In the study, Pizzari and his colleagues placed trios of virgin males with a single virgin female, allowing them to feed and mate freely in the space. They examined the effect of genetic similarity on mating competition by comparing three types of groupings: those with either three brothers or three unrelated males, as well as those with two brothers and one unrelated male. As some might predict, the most brotherly of trios were most relaxed and spent less time harassing females, the investigators reported Wednesday in the journal Nature.

“Interestingly, this approach worked against them in the [mixed] groups, where the unrelated ... flies typically had as many offspring with the females as both [brother] flies put together,” Pizzari said. “This is a classic example of sexual conflict where the selfish interests of individual males can work against the wider interests of the group. In this case, the female flies had shorter reproductive lifetimes and produced fewer offspring overall when unrelated males were constantly harassing them.”

Although scientists have yet to find evidence linking increased mating to shorter lives for female flies, Pizzari and others say the cause may be both physiological — though this latest study found no such evidence — or behavioral, given that females would then spend less time gathering food and getting rest, in other words, taking care of number one.

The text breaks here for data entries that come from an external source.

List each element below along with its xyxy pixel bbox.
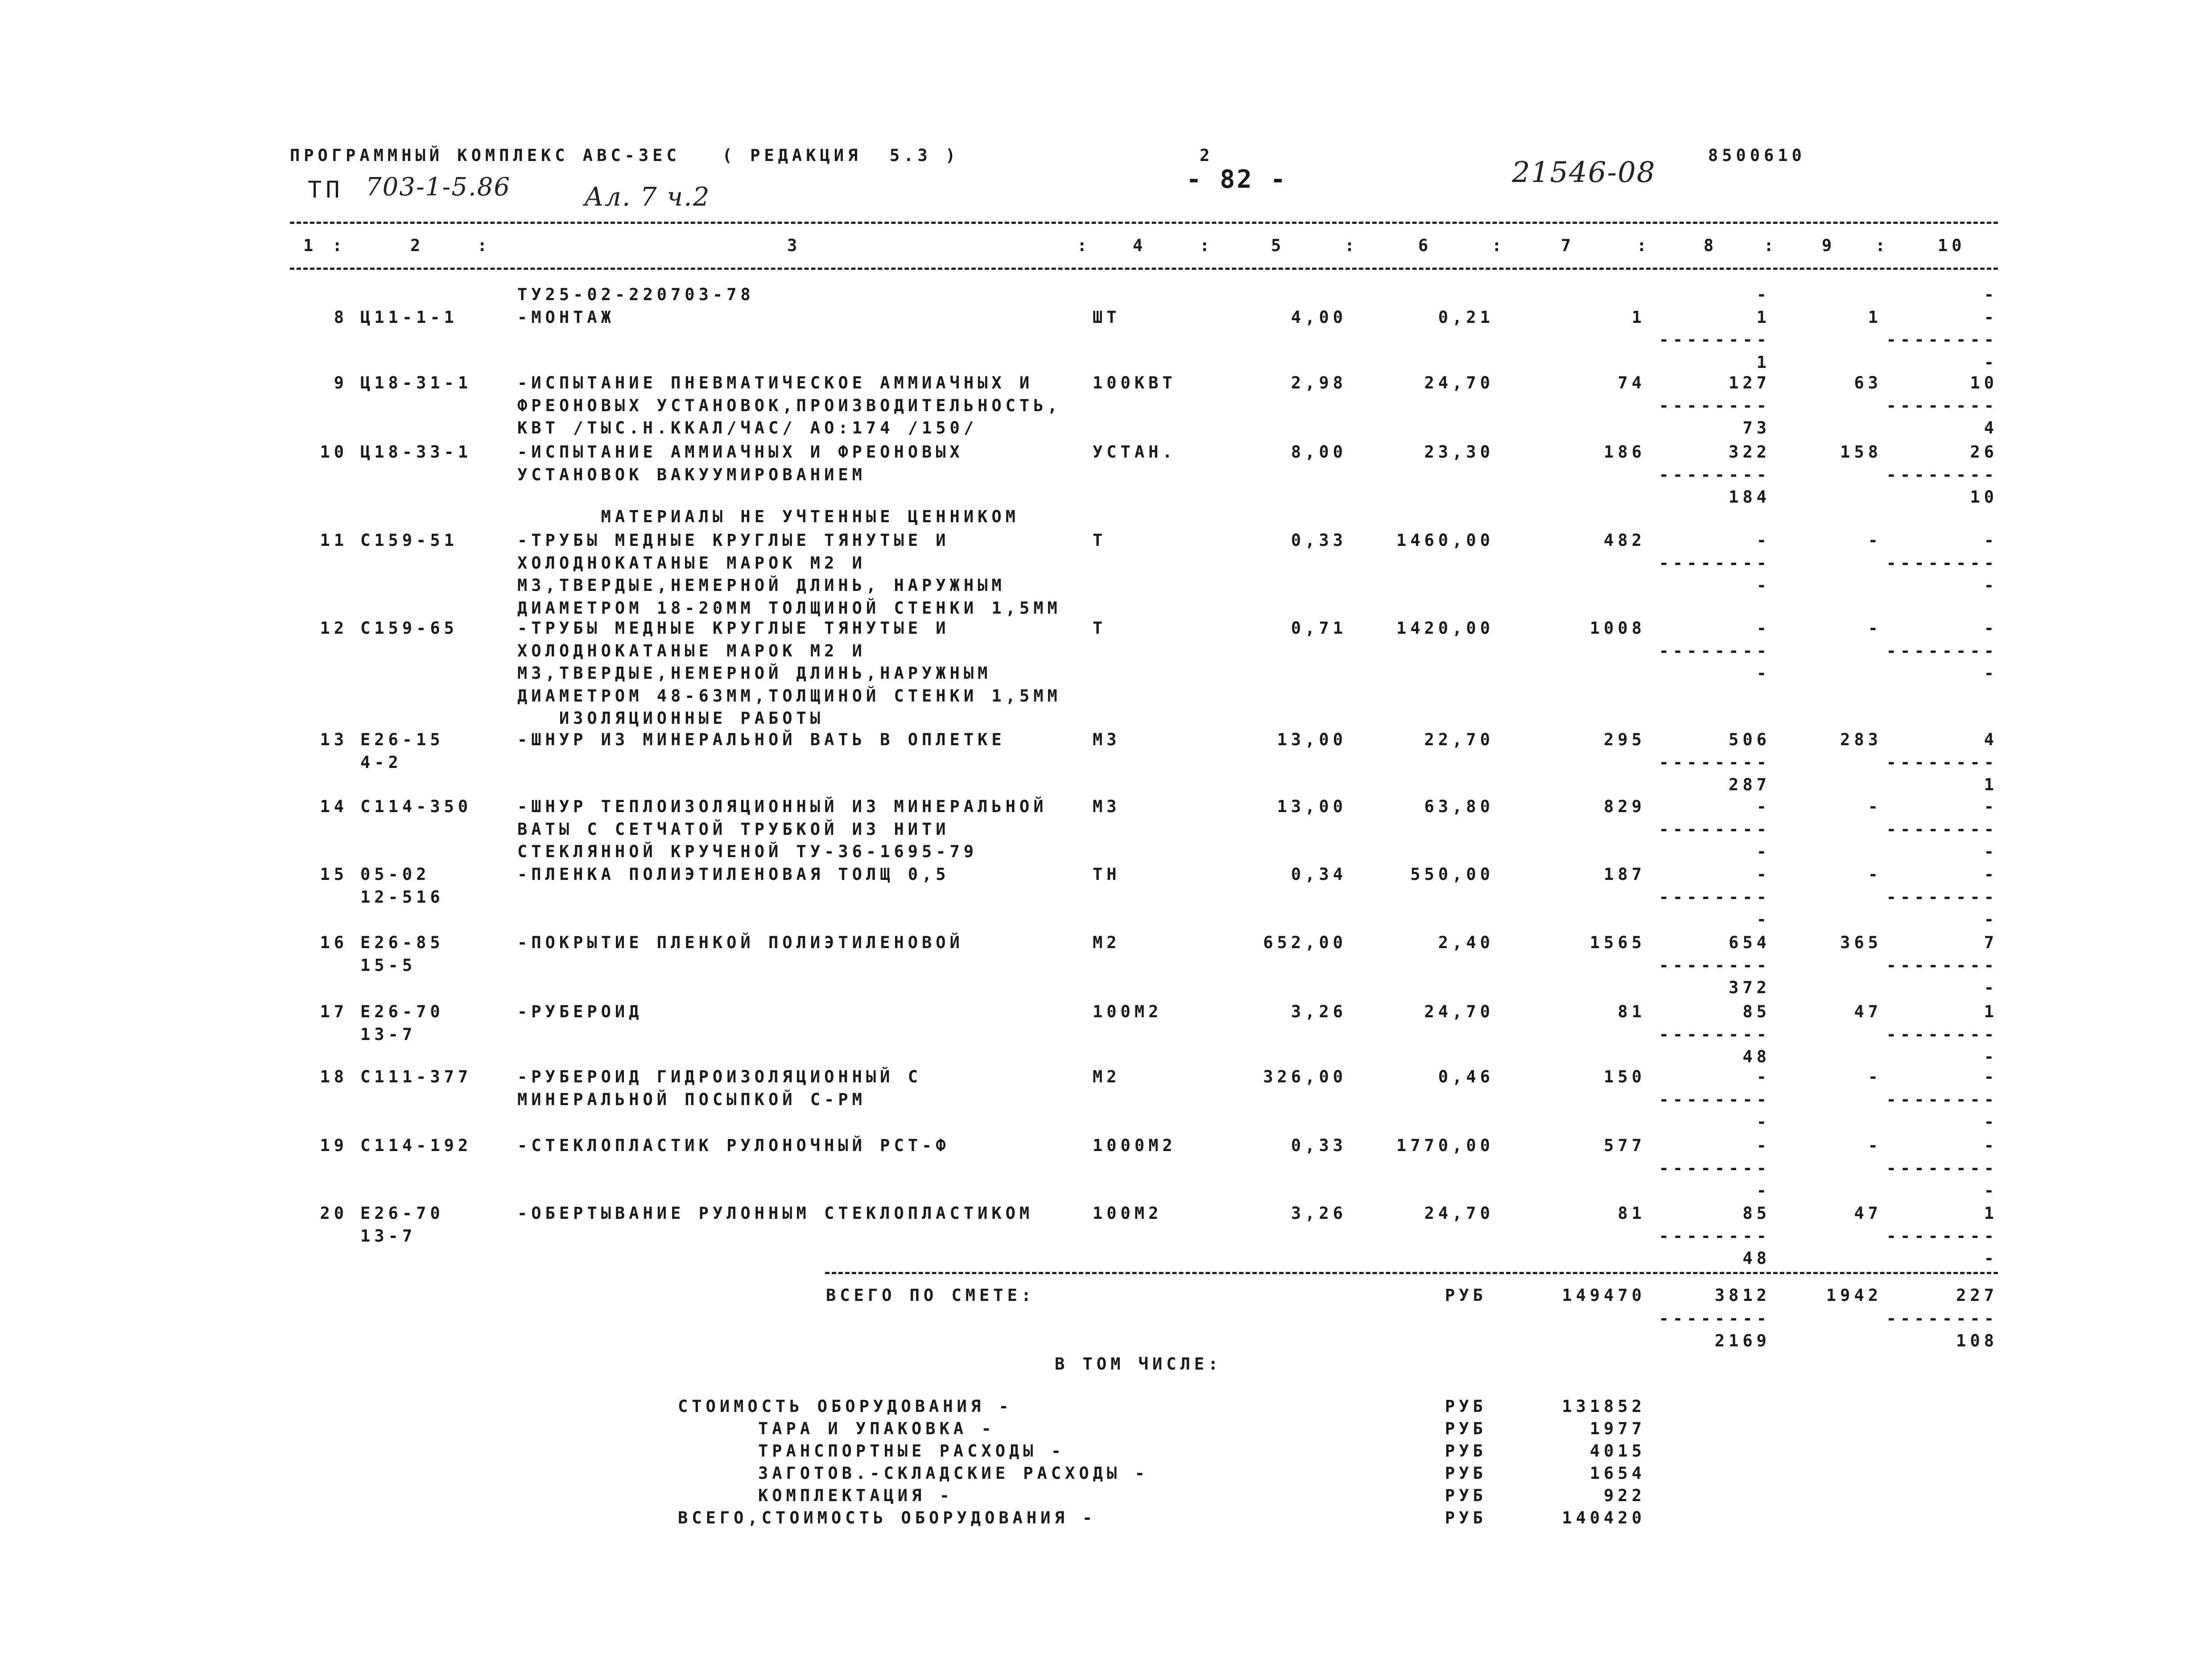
cell-col4: ШТ <box>1093 307 1121 327</box>
cell-col6: 0,46 <box>1438 1067 1494 1086</box>
cell-col1: 9 <box>334 373 348 392</box>
cell-col10: -------- <box>1886 396 1998 415</box>
cell-col10: -------- <box>1886 330 1998 349</box>
cell-col5: 326,00 <box>1263 1067 1347 1086</box>
cell-col3: ИЗОЛЯЦИОННЫЕ РАБОТЫ <box>517 709 825 728</box>
cell-col9: 1 <box>1868 307 1882 327</box>
cell-col8: -------- <box>1659 887 1770 907</box>
cell-col2: Ц11-1-1 <box>360 307 458 327</box>
cell-col4: 100КВТ <box>1093 373 1176 392</box>
handwritten-doc-number: 21546-08 <box>1512 156 1656 189</box>
cell-col7: 74 <box>1618 373 1646 392</box>
including-unit: РУБ <box>1445 1508 1487 1527</box>
cell-col3: -ТРУБЫ МЕДНЫЕ КРУГЛЫЕ ТЯНУТЫЕ И <box>517 619 950 638</box>
cell-col8: 127 <box>1729 373 1770 392</box>
cell-col9: 47 <box>1854 1002 1882 1021</box>
including-title: В ТОМ ЧИСЛЕ: <box>1055 1354 1222 1374</box>
column-header-cell: 7 <box>1561 236 1575 255</box>
cell-col4: 1000М2 <box>1093 1136 1176 1155</box>
cell-col10: - <box>1984 910 1998 929</box>
cell-col1: 20 <box>320 1204 348 1223</box>
cell-col10: - <box>1984 352 1998 372</box>
cell-col2: С114-192 <box>360 1136 472 1155</box>
cell-col8: 506 <box>1729 730 1770 749</box>
cell-col8: -------- <box>1659 1089 1770 1109</box>
cell-col1: 14 <box>320 797 348 816</box>
cell-col5: 4,00 <box>1291 307 1347 327</box>
cell-col8: - <box>1756 1181 1770 1200</box>
cell-col6: 23,30 <box>1424 442 1494 462</box>
cell-col2: Е26-85 <box>360 933 444 952</box>
cell-col10: -------- <box>1886 819 1998 839</box>
including-value: 4015 <box>1589 1441 1646 1461</box>
cell-col3: -ШНУР ТЕПЛОИЗОЛЯЦИОННЫЙ ИЗ МИНЕРАЛЬНОЙ <box>517 797 1048 816</box>
cell-col10: 10 <box>1970 373 1998 392</box>
cell-col1: 17 <box>320 1002 348 1021</box>
cell-col6: 1770,00 <box>1396 1136 1494 1155</box>
cell-col6: 24,70 <box>1424 373 1494 392</box>
cell-col8: 73 <box>1742 418 1770 437</box>
cell-col8: - <box>1756 842 1770 861</box>
cell-col5: 0,33 <box>1291 1136 1347 1155</box>
cell-col10: - <box>1984 865 1998 884</box>
cell-col9: - <box>1868 865 1882 884</box>
cell-col2: С111-377 <box>360 1067 472 1086</box>
column-header-cell: : <box>1345 236 1359 255</box>
cell-col2: Е26-70 <box>360 1002 444 1021</box>
cell-col8: - <box>1756 1067 1770 1086</box>
cell-col1: 12 <box>320 619 348 638</box>
cell-col5: 652,00 <box>1263 933 1347 952</box>
column-header-cell: : <box>1875 236 1890 255</box>
totals-col8-separator: -------- <box>1659 1309 1770 1328</box>
column-header-cell: : <box>1764 236 1778 255</box>
cell-col5: 13,00 <box>1277 730 1347 749</box>
cell-col3: -РУБЕРОИД ГИДРОИЗОЛЯЦИОННЫЙ С <box>517 1067 922 1086</box>
including-value: 131852 <box>1562 1397 1646 1416</box>
cell-col2: 05-02 <box>360 865 430 884</box>
cell-col8: -------- <box>1659 1226 1770 1246</box>
cell-col2: 4-2 <box>360 752 402 772</box>
cell-col8: -------- <box>1659 396 1770 415</box>
cell-col2: 15-5 <box>360 955 417 975</box>
cell-col2: 13-7 <box>360 1024 417 1044</box>
page-number: - 82 - <box>1186 165 1288 194</box>
cell-col3: ВАТЫ С СЕТЧАТОЙ ТРУБКОЙ ИЗ НИТИ <box>517 819 950 839</box>
cell-col10: -------- <box>1886 553 1998 573</box>
cell-col10: - <box>1984 797 1998 816</box>
cell-col8: - <box>1756 576 1770 595</box>
tp-label: ТП <box>308 177 344 203</box>
cell-col6: 63,80 <box>1424 797 1494 816</box>
cell-col9: 47 <box>1854 1204 1882 1223</box>
column-header-cell: 8 <box>1704 236 1718 255</box>
cell-col2: 13-7 <box>360 1226 417 1246</box>
cell-col8: 85 <box>1742 1204 1770 1223</box>
cell-col8: -------- <box>1659 641 1770 660</box>
cell-col9: 283 <box>1840 730 1882 749</box>
cell-col4: ТН <box>1093 865 1121 884</box>
cell-col8: - <box>1756 285 1770 304</box>
cell-col10: - <box>1984 664 1998 683</box>
handwritten-album: Ал. 7 ч.2 <box>584 182 710 212</box>
cell-col3: ТУ25-02-220703-78 <box>517 285 755 304</box>
page-small-number: 2 <box>1200 146 1214 165</box>
including-value: 922 <box>1604 1486 1646 1505</box>
cell-col10: -------- <box>1886 887 1998 907</box>
cell-col4: УСТАН. <box>1093 442 1176 462</box>
cell-col3: СТЕКЛЯННОЙ КРУЧЕНОЙ ТУ-36-1695-79 <box>517 842 978 861</box>
cell-col10: 10 <box>1970 487 1998 507</box>
program-title: ПРОГРАММНЫЙ КОМПЛЕКС АВС-ЗЕС ( РЕДАКЦИЯ 5.3 ) <box>290 146 960 165</box>
cell-col5: 0,71 <box>1291 619 1347 638</box>
cell-col3: -ТРУБЫ МЕДНЫЕ КРУГЛЫЕ ТЯНУТЫЕ И <box>517 531 950 550</box>
column-header-cell: 4 <box>1133 236 1147 255</box>
cell-col10: -------- <box>1886 1089 1998 1109</box>
cell-col10: 7 <box>1984 933 1998 952</box>
cell-col10: - <box>1984 285 1998 304</box>
cell-col3: М3,ТВЕРДЫЕ,НЕМЕРНОЙ ДЛИНЬ, НАРУЖНЫМ <box>517 576 1006 595</box>
cell-col3: -ПЛЕНКА ПОЛИЭТИЛЕНОВАЯ ТОЛЩ 0,5 <box>517 865 950 884</box>
cell-col6: 24,70 <box>1424 1002 1494 1021</box>
cell-col3: МАТЕРИАЛЫ НЕ УЧТЕННЫЕ ЦЕННИКОМ <box>517 507 1019 526</box>
cell-col7: 1008 <box>1589 619 1646 638</box>
cell-col1: 15 <box>320 865 348 884</box>
cell-col10: - <box>1984 576 1998 595</box>
including-unit: РУБ <box>1445 1464 1487 1483</box>
cell-col10: -------- <box>1886 1226 1998 1246</box>
cell-col3: УСТАНОВОК ВАКУУМИРОВАНИЕМ <box>517 465 866 484</box>
including-label: СТОИМОСТЬ ОБОРУДОВАНИЯ - <box>678 1397 1013 1416</box>
cell-col8: -------- <box>1659 553 1770 573</box>
including-label: ЗАГОТОВ.-СКЛАДСКИЕ РАСХОДЫ - <box>758 1464 1149 1483</box>
cell-col8: 372 <box>1729 978 1770 997</box>
cell-col8: 1 <box>1756 307 1770 327</box>
including-unit: РУБ <box>1445 1419 1487 1438</box>
including-label: ТАРА И УПАКОВКА - <box>758 1419 995 1438</box>
cell-col6: 22,70 <box>1424 730 1494 749</box>
cell-col10: - <box>1984 1047 1998 1066</box>
cell-col8: - <box>1756 619 1770 638</box>
column-header-cell: 1 <box>303 236 318 255</box>
cell-col10: - <box>1984 1181 1998 1200</box>
cell-col6: 550,00 <box>1410 865 1494 884</box>
cell-col8: 287 <box>1729 775 1770 794</box>
including-unit: РУБ <box>1445 1441 1487 1461</box>
cell-col3: ХОЛОДНОКАТАНЫЕ МАРОК М2 И <box>517 641 866 660</box>
cell-col9: 365 <box>1840 933 1882 952</box>
cell-col2: Е26-70 <box>360 1204 444 1223</box>
cell-col6: 0,21 <box>1438 307 1494 327</box>
cell-col1: 13 <box>320 730 348 749</box>
column-header-cell: 5 <box>1271 236 1285 255</box>
cell-col5: 3,26 <box>1291 1204 1347 1223</box>
cell-col8: 48 <box>1742 1249 1770 1268</box>
including-label: ВСЕГО,СТОИМОСТЬ ОБОРУДОВАНИЯ - <box>678 1508 1097 1527</box>
cell-col8: - <box>1756 865 1770 884</box>
cell-col8: - <box>1756 910 1770 929</box>
cell-col10: -------- <box>1886 1024 1998 1044</box>
totals-col10-separator: -------- <box>1886 1309 1998 1328</box>
column-header-cell: 10 <box>1938 236 1966 255</box>
cell-col10: -------- <box>1886 1158 1998 1178</box>
totals-col8-lower: 2169 <box>1714 1331 1770 1350</box>
cell-col4: 100М2 <box>1093 1002 1163 1021</box>
cell-col8: - <box>1756 797 1770 816</box>
cell-col10: -------- <box>1886 955 1998 975</box>
cell-col3: -ИСПЫТАНИЕ ПНЕВМАТИЧЕСКОЕ АММИАЧНЫХ И <box>517 373 1034 392</box>
cell-col5: 2,98 <box>1291 373 1347 392</box>
including-label: ТРАНСПОРТНЫЕ РАСХОДЫ - <box>758 1441 1065 1461</box>
cell-col4: М3 <box>1093 730 1121 749</box>
cell-col10: 4 <box>1984 418 1998 437</box>
cell-col7: 295 <box>1604 730 1646 749</box>
cell-col7: 81 <box>1618 1204 1646 1223</box>
cell-col4: Т <box>1093 619 1107 638</box>
cell-col3: -МОНТАЖ <box>517 307 615 327</box>
totals-col7: 149470 <box>1562 1286 1646 1305</box>
totals-col9: 1942 <box>1826 1286 1882 1305</box>
cell-col9: 158 <box>1840 442 1882 462</box>
cell-col10: - <box>1984 978 1998 997</box>
cell-col8: - <box>1756 1112 1770 1131</box>
cell-col5: 0,34 <box>1291 865 1347 884</box>
totals-col10: 227 <box>1956 1286 1998 1305</box>
cell-col10: - <box>1984 1112 1998 1131</box>
cell-col3: ФРЕОНОВЫХ УСТАНОВОК,ПРОИЗВОДИТЕЛЬНОСТЬ, <box>517 396 1061 415</box>
cell-col9: - <box>1868 619 1882 638</box>
column-header-cell: : <box>1077 236 1091 255</box>
cell-col10: - <box>1984 619 1998 638</box>
cell-col3: -ПОКРЫТИЕ ПЛЕНКОЙ ПОЛИЭТИЛЕНОВОЙ <box>517 933 964 952</box>
cell-col3: ДИАМЕТРОМ 18-20ММ ТОЛЩИНОЙ СТЕНКИ 1,5ММ <box>517 598 1061 618</box>
cell-col10: 26 <box>1970 442 1998 462</box>
cell-col3: -СТЕКЛОПЛАСТИК РУЛОНОЧНЫЙ РСТ-Ф <box>517 1136 950 1155</box>
cell-col5: 8,00 <box>1291 442 1347 462</box>
cell-col4: Т <box>1093 531 1107 550</box>
header-rule-bottom <box>290 268 1998 270</box>
header-rule-top <box>290 222 1998 224</box>
cell-col9: - <box>1868 1136 1882 1155</box>
column-header-cell: : <box>1492 236 1506 255</box>
column-header-cell: 2 <box>410 236 425 255</box>
cell-col10: 1 <box>1984 775 1998 794</box>
cell-col4: М2 <box>1093 933 1121 952</box>
cell-col10: -------- <box>1886 641 1998 660</box>
cell-col8: -------- <box>1659 330 1770 349</box>
cell-col7: 186 <box>1604 442 1646 462</box>
cell-col3: МИНЕРАЛЬНОЙ ПОСЫПКОЙ С-РМ <box>517 1089 866 1109</box>
column-header-cell: : <box>1200 236 1214 255</box>
cell-col10: - <box>1984 531 1998 550</box>
cell-col3: -ШНУР ИЗ МИНЕРАЛЬНОЙ ВАТЬ В ОПЛЕТКЕ <box>517 730 1006 749</box>
cell-col8: -------- <box>1659 819 1770 839</box>
document-code: 8500610 <box>1708 146 1806 165</box>
cell-col3: -РУБЕРОИД <box>517 1002 643 1021</box>
cell-col8: 85 <box>1742 1002 1770 1021</box>
cell-col7: 150 <box>1604 1067 1646 1086</box>
cell-col9: - <box>1868 797 1882 816</box>
cell-col2: Ц18-33-1 <box>360 442 472 462</box>
cell-col5: 13,00 <box>1277 797 1347 816</box>
cell-col9: - <box>1868 531 1882 550</box>
including-unit: РУБ <box>1445 1397 1487 1416</box>
cell-col6: 24,70 <box>1424 1204 1494 1223</box>
cell-col3: ДИАМЕТРОМ 48-63ММ,ТОЛЩИНОЙ СТЕНКИ 1,5ММ <box>517 686 1061 706</box>
cell-col8: 322 <box>1729 442 1770 462</box>
cell-col2: С159-51 <box>360 531 458 550</box>
cell-col1: 16 <box>320 933 348 952</box>
cell-col9: 63 <box>1854 373 1882 392</box>
cell-col6: 1460,00 <box>1396 531 1494 550</box>
cell-col8: 48 <box>1742 1047 1770 1066</box>
totals-label: ВСЕГО ПО СМЕТЕ: <box>826 1286 1036 1305</box>
cell-col5: 3,26 <box>1291 1002 1347 1021</box>
cell-col10: -------- <box>1886 465 1998 484</box>
cell-col7: 81 <box>1618 1002 1646 1021</box>
cell-col2: С114-350 <box>360 797 472 816</box>
cell-col7: 1 <box>1631 307 1646 327</box>
cell-col3: -ИСПЫТАНИЕ АММИАЧНЫХ И ФРЕОНОВЫХ <box>517 442 964 462</box>
cell-col7: 482 <box>1604 531 1646 550</box>
cell-col1: 11 <box>320 531 348 550</box>
cell-col10: 4 <box>1984 730 1998 749</box>
cell-col10: -------- <box>1886 752 1998 772</box>
cell-col8: - <box>1756 531 1770 550</box>
cell-col2: Ц18-31-1 <box>360 373 472 392</box>
cell-col10: - <box>1984 842 1998 861</box>
cell-col7: 577 <box>1604 1136 1646 1155</box>
cell-col10: - <box>1984 1067 1998 1086</box>
cell-col10: - <box>1984 1136 1998 1155</box>
column-header-cell: : <box>332 236 347 255</box>
column-header-cell: : <box>1637 236 1651 255</box>
cell-col3: КВТ /ТЫС.Н.ККАЛ/ЧАС/ АО:174 /150/ <box>517 418 978 437</box>
cell-col9: - <box>1868 1067 1882 1086</box>
column-header-cell: 3 <box>787 236 801 255</box>
including-value: 1654 <box>1589 1464 1646 1483</box>
cell-col10: 1 <box>1984 1002 1998 1021</box>
cell-col3: -ОБЕРТЫВАНИЕ РУЛОННЫМ СТЕКЛОПЛАСТИКОМ <box>517 1204 1034 1223</box>
including-value: 140420 <box>1562 1508 1646 1527</box>
cell-col10: 1 <box>1984 1204 1998 1223</box>
totals-rule <box>825 1272 1998 1274</box>
cell-col6: 2,40 <box>1438 933 1494 952</box>
cell-col7: 829 <box>1604 797 1646 816</box>
cell-col1: 10 <box>320 442 348 462</box>
cell-col1: 19 <box>320 1136 348 1155</box>
cell-col2: С159-65 <box>360 619 458 638</box>
cell-col6: 1420,00 <box>1396 619 1494 638</box>
cell-col1: 8 <box>334 307 348 327</box>
totals-unit: РУБ <box>1445 1286 1487 1305</box>
handwritten-tp-number: 703-1-5.86 <box>366 173 511 202</box>
cell-col8: - <box>1756 664 1770 683</box>
cell-col5: 0,33 <box>1291 531 1347 550</box>
cell-col2: Е26-15 <box>360 730 444 749</box>
cell-col8: -------- <box>1659 752 1770 772</box>
column-header-cell: 6 <box>1418 236 1432 255</box>
cell-col7: 187 <box>1604 865 1646 884</box>
cell-col8: 654 <box>1729 933 1770 952</box>
including-value: 1977 <box>1589 1419 1646 1438</box>
cell-col4: 100М2 <box>1093 1204 1163 1223</box>
cell-col3: ХОЛОДНОКАТАНЫЕ МАРОК М2 И <box>517 553 866 573</box>
cell-col8: -------- <box>1659 1158 1770 1178</box>
cell-col10: - <box>1984 307 1998 327</box>
column-header-cell: : <box>477 236 491 255</box>
cell-col2: 12-516 <box>360 887 444 907</box>
cell-col4: М2 <box>1093 1067 1121 1086</box>
cell-col8: -------- <box>1659 955 1770 975</box>
cell-col8: -------- <box>1659 465 1770 484</box>
cell-col8: -------- <box>1659 1024 1770 1044</box>
column-header-cell: 9 <box>1822 236 1836 255</box>
including-label: КОМПЛЕКТАЦИЯ - <box>758 1486 953 1505</box>
cell-col8: 184 <box>1729 487 1770 507</box>
including-unit: РУБ <box>1445 1486 1487 1505</box>
cell-col8: 1 <box>1756 352 1770 372</box>
cell-col1: 18 <box>320 1067 348 1086</box>
cell-col7: 1565 <box>1589 933 1646 952</box>
cell-col4: М3 <box>1093 797 1121 816</box>
cell-col10: - <box>1984 1249 1998 1268</box>
totals-col8: 3812 <box>1714 1286 1770 1305</box>
totals-col10-lower: 108 <box>1956 1331 1998 1350</box>
cell-col8: - <box>1756 1136 1770 1155</box>
cell-col3: М3,ТВЕРДЫЕ,НЕМЕРНОЙ ДЛИНЬ,НАРУЖНЫМ <box>517 664 992 683</box>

That attenuated lifespan, with lowered reproductive opportunity, was most pronounced in the mixed groupings of flies, in which all three competed fiercely for sex with the females. In genetic terms, however, the selfish impulse to mate at all costs backfired on the aggressive males, by reducing overall mating opportunities over the course of their lifespans.

The study allowed investigators the opportunity to examine the “bros before hos” ethos common among some young men, whose complex mating alliances might sometimes yield more altruistic behavior, tradeoffs as currency for future gains. More broadly, the examination validates the role of kin selection in evolution, by which some organisms tend to favor others to the extent of their genetic similarity.

Interestingly, Pizzari said a single “renegade fly” introduced to a grouping would be enough to cause a sexual stir, with males responding behaviorally to greater genetic competition.